Economic freedom increases human well-being

How can we improve the quality of life for everyone and help lift the masses out of poverty? 

Economic freedom. But what does that mean exactly? 

economic-freedom.jpgThe classic definition of economic freedom, according to the Fraser Institute, is:

Individuals have economic freedom when property they acquire without the use of force, fraud, or theft is protected from physical invasions by others and they are free to use, exchange, or give their property as long as their actions do not violate the identical rights of others. An index of economic freedom should measure the extent to which rightly acquired property is protected and individuals are engaged in voluntary transactions.

Now that we've defined economic freedom, let's take a look at the link between liberty and human well-being through both observation (North Korea vs. South Korea) and empirical evidence. 

Michael LaFaive and Jack McHugh of the Mackinac Center capture the importance of economic freedom to human well-being in their recent article

One of the foremost authorities on the data and evidence side is the Fraser Institute, a research organization based in Canada. Since 1996, Fraser has compiled economic freedom indexes comparing all the nations of the world. It also creates indexes that examine nations and states in various parts of the world. The goal is to measure economic liberty. This has enabled Fraser and other researchers to examine the relationship between that freedom and economic well-being — and see whether and how closely they are associated in different countries, states and provinces.

The indexes examine variables that indicate the extent to which the governments of a given region forbid or permit voluntary association in economic matters. For Fraser’s World Index, the relevant variables include “freedom to trade internationally” and “access to sound money.” At the state level, they include labor market freedom, taxes, and the magnitude of government spending.

The economic outcome factors are more straightforward — mostly rates of economic growth and average incomes. Spoiler alert: Most people won’t be surprised to learn that more economic freedom is strongly associated with faster economic growth and higher incomes.

While Fraser focuses most of its efforts on collecting data measuring economic freedom, other researchers have used this data to drill down to economic outcomes. They have found, among other things, that liberty is also associated with a more equal distribution of wealth and income in a society.

In the latest 2015 edition of Fraser’s Economic Freedom of the World, the U.S. ranked only 16th — a lamentable position for the putative land of the free. Given this nation’s history and traditions, we should be the freest country in the world — No. 1 by a wide margin.

In the 2015 Economic Freedom of North America report, Michigan ranked 27th among the 50 states. That’s not good, but it’s a lot better than our ranking in 2010, which was 40th.

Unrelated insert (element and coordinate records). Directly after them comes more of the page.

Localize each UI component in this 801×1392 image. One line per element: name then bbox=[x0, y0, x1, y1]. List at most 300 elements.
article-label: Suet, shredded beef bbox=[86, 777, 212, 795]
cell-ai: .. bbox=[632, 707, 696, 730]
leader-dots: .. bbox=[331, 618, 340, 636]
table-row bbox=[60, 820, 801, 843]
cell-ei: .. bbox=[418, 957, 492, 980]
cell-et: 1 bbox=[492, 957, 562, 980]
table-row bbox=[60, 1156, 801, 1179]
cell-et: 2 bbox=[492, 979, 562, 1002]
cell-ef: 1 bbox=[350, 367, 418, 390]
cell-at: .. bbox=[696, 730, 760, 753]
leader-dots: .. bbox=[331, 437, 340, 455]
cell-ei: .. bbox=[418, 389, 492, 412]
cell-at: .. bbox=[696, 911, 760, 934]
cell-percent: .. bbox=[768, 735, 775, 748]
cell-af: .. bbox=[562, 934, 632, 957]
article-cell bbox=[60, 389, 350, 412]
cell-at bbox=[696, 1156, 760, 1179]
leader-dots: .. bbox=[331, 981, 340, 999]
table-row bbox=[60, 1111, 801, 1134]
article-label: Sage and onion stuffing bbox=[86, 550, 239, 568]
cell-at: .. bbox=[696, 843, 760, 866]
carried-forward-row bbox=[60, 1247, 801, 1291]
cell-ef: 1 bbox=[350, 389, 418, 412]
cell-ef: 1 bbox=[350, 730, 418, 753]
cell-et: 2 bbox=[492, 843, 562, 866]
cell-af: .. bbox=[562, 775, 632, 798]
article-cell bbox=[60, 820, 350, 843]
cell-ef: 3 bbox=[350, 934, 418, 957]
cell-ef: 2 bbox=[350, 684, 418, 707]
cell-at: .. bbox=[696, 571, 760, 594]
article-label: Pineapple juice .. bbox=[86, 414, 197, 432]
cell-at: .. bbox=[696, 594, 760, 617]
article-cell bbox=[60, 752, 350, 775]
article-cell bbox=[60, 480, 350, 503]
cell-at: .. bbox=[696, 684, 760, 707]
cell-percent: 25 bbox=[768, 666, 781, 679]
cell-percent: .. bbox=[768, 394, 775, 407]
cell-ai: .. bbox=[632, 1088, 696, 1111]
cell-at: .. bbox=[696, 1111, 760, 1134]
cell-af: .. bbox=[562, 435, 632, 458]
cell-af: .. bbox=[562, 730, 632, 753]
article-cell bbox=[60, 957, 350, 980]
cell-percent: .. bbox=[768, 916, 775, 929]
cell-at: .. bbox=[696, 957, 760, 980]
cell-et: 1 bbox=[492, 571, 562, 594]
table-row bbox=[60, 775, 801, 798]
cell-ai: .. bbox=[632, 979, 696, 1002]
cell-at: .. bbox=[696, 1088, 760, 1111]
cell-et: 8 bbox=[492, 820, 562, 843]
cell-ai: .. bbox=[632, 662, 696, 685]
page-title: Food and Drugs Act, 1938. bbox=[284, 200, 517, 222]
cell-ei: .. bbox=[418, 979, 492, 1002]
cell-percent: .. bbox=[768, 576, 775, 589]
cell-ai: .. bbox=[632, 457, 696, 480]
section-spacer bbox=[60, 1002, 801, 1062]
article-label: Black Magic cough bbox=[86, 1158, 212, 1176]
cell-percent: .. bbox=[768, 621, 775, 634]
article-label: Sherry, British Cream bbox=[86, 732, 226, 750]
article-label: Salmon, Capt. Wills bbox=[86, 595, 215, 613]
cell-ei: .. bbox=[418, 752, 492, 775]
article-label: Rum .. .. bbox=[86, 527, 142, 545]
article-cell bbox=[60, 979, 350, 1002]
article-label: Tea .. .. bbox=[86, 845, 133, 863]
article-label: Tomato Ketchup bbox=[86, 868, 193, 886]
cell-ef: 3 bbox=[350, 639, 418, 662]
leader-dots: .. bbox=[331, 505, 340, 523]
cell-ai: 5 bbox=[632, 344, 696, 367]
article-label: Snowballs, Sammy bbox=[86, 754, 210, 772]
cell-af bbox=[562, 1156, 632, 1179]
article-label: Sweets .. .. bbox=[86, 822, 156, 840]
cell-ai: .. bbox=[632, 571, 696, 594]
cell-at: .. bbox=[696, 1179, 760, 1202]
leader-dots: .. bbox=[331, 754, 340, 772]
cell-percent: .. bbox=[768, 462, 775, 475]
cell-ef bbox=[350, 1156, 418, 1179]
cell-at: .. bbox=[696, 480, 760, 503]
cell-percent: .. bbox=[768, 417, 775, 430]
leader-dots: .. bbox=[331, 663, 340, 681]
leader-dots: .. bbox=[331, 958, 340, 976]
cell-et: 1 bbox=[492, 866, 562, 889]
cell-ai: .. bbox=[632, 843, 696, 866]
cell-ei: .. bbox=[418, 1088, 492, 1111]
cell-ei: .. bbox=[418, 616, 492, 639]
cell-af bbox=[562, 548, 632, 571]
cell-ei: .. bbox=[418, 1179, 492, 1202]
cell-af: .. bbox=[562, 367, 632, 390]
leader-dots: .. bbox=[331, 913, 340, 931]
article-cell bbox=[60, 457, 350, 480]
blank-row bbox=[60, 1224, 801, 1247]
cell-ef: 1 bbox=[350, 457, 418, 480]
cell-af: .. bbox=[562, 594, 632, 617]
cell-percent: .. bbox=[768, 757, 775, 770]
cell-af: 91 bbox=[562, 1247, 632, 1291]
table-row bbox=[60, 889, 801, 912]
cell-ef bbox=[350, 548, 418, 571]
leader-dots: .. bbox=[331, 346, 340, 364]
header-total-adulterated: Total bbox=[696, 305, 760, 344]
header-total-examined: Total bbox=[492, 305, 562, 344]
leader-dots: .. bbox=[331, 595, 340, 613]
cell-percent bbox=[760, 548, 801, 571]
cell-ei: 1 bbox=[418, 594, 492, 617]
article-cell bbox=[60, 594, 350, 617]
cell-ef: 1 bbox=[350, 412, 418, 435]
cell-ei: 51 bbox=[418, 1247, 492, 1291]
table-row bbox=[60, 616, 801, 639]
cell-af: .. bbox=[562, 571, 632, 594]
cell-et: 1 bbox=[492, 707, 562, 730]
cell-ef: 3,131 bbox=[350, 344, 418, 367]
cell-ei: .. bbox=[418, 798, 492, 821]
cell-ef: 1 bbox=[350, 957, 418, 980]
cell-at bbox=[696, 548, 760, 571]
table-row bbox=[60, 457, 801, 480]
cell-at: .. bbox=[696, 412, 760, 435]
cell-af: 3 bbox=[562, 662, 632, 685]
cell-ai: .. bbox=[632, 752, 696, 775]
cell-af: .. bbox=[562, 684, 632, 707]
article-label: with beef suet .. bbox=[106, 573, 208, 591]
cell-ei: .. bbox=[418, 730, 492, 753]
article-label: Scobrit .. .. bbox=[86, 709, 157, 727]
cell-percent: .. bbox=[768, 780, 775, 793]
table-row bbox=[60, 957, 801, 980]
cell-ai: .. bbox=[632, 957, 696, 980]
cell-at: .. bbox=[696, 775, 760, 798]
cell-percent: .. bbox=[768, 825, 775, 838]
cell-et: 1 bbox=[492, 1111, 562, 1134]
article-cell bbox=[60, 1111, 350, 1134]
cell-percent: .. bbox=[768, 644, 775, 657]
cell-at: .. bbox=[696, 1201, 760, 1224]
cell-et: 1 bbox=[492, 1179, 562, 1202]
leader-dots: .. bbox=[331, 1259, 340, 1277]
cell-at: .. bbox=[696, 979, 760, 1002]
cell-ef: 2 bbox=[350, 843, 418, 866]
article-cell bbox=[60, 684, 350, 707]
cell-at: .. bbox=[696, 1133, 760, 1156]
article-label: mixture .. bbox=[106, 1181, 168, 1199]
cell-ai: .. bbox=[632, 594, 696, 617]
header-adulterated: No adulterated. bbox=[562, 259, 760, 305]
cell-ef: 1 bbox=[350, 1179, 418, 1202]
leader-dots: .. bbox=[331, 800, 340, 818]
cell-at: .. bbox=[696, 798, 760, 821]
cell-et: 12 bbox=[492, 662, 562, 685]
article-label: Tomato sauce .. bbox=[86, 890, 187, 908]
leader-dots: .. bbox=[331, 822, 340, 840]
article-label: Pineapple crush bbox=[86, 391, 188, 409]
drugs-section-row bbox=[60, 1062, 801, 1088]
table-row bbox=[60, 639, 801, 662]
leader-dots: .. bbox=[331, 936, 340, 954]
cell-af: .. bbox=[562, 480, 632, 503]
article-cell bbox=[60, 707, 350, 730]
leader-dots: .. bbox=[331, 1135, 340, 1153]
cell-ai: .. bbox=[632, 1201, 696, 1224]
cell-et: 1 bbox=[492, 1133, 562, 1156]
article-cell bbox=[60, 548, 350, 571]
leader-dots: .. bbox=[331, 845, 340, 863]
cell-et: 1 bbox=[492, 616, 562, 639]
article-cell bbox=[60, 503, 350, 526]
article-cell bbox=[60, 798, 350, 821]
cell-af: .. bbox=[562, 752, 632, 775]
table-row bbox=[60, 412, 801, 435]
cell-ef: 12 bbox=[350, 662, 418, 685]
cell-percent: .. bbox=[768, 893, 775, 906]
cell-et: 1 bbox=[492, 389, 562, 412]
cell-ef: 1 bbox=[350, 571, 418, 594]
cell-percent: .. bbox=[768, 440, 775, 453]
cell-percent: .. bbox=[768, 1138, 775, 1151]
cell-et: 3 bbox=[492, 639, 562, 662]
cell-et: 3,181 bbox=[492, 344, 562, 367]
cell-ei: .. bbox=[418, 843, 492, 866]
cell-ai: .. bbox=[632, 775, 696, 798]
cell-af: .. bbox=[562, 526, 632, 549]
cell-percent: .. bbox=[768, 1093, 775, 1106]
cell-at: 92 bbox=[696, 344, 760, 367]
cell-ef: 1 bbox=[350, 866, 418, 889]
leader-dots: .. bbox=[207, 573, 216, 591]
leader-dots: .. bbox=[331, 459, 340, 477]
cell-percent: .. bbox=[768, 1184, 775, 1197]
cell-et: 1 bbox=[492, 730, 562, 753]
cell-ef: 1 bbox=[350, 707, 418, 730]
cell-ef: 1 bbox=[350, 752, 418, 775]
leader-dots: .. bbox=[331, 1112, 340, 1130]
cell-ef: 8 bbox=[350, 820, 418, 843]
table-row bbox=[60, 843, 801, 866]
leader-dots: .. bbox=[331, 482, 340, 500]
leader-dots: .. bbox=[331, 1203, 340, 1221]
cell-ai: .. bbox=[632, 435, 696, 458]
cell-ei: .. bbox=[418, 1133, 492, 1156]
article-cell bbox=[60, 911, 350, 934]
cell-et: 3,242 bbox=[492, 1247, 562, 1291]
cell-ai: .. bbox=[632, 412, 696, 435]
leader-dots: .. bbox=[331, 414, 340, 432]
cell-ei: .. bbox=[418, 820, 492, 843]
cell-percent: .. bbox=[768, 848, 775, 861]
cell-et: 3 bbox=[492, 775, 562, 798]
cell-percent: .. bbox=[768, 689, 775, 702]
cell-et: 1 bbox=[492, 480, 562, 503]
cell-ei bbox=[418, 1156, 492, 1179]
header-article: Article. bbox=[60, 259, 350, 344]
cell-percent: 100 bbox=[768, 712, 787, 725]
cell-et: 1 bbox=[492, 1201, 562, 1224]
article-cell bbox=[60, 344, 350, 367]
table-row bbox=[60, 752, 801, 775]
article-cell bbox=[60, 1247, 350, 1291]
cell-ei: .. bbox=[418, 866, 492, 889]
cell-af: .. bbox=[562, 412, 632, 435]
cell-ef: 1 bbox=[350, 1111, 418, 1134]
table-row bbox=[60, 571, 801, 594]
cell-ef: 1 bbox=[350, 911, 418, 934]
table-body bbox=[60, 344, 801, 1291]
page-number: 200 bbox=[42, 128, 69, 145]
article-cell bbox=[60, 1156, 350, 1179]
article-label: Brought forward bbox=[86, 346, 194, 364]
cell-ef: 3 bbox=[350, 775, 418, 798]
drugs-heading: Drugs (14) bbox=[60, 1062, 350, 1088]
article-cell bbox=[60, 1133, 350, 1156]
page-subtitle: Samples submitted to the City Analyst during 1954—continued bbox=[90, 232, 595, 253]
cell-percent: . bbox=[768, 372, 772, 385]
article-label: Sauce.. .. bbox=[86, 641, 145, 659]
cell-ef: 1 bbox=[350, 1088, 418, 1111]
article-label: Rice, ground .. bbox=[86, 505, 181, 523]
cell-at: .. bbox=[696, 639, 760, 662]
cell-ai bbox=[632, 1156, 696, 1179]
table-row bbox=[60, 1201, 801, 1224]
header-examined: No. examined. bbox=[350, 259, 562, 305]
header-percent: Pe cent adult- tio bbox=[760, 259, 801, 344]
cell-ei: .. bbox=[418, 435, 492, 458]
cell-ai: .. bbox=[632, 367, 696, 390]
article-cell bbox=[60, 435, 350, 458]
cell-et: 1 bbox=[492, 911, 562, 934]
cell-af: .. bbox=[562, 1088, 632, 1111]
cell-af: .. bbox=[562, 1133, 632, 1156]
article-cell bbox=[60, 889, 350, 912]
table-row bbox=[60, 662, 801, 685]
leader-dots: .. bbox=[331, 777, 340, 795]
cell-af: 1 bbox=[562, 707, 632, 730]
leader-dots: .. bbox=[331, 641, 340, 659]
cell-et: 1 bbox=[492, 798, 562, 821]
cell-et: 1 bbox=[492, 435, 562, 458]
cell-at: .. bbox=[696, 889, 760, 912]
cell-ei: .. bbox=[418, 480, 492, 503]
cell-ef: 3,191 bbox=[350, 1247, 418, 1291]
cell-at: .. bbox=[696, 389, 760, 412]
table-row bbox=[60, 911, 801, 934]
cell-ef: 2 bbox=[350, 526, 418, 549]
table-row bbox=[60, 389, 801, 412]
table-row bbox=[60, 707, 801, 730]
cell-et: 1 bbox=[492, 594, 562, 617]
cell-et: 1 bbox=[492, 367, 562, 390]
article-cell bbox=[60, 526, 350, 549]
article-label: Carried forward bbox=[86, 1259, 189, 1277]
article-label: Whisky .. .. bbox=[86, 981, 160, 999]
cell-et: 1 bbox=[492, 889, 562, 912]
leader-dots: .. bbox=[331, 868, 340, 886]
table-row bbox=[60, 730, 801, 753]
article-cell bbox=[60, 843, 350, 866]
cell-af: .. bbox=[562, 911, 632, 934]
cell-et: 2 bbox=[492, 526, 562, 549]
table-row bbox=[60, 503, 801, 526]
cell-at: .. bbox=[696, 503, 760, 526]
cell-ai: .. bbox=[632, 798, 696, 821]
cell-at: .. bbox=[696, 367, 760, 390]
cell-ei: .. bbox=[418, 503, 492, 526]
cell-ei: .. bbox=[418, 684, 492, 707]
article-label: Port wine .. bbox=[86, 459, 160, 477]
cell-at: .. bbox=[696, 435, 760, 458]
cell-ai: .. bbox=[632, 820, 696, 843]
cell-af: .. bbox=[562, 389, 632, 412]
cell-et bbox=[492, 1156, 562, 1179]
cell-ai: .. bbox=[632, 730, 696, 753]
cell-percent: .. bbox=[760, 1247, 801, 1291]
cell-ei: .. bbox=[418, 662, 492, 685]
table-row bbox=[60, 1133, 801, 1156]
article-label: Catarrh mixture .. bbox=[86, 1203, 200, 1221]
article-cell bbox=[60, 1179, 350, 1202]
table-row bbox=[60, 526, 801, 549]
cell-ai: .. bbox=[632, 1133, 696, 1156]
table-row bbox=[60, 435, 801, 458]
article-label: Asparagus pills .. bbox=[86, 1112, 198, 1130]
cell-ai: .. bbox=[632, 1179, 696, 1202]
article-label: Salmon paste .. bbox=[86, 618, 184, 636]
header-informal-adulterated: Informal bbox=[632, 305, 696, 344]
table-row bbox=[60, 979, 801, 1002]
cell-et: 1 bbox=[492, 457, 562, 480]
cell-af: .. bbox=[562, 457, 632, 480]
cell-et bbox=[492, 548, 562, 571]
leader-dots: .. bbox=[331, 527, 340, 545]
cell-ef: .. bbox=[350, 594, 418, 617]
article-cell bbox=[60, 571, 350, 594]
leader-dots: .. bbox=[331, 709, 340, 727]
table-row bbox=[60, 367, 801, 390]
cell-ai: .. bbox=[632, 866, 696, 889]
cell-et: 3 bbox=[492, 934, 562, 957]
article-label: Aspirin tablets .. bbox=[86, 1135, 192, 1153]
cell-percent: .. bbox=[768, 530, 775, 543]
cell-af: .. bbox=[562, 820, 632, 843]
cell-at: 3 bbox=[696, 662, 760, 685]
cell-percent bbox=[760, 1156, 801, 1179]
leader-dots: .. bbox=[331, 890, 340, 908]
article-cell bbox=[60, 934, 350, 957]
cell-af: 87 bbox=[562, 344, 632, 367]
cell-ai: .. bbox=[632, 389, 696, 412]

These things matter, and in ways that are life-changing for real people. The 10 freest states in the North American index enjoy per capita personal incomes that are 7 percent higher than the national average. Incomes in the 10 least-free states are 8 percent below the national average, a 15 percent difference between the top and bottom.

What would a 15 percent gain or loss in household income mean to your family?

Some try to write off the association between economic freedom and well-being as mere coincidence, but that is becoming an ever-greater stretch given the totality of a growing body of evidence. The people of North Korea, Zimbabwe and Nicaragua weren’t pauperized by coincidences, but by their governments crushing economic liberty at every turn.

It’s worth noting that the opponents of economic liberty do not appear to have any comparable indexes showing that people are better off where their preferred policies prevail. Where, for example, does one find empirical evidence that price controls and the suppression of property rights in Venezuela or Cuba have improved their people’s well-being?

The index methodology developed by Fraser has recently been extended by economist Dean Stansel to another level, municipal regions. In a fascinating report from SMU’s O’Neil Center, “The Wealth of Cities: Pursuing Economic Freedom Closer to Home,” the authors examine Stansel’s work.

Stansel examined 384 “Metropolitan Statistical Areas” in the U.S., including Detroit. The Motor City and its region ranked 345th. Looking at just the 30 largest areas by population, the Tampa Bay region in Florida is the most economically free. New York City’s MSA ranked last. Detroit’s MSA was 23rd out of 30 largest.

Again, this matters for the well-being of the people who live in these areas. According to The Wealth of Cities, the 100 MSAs with greater economic freedom experienced faster economic growth, more jobs, higher pay and less income inequality.

That there are opponents of the policies and ideas that make people more prosperous and free is disappointing but not surprising. But the work of the Fraser Institute is making the work of those opponents more difficult.

Economic freedom matters and benefits everyone. We can see it, and we can measure it too.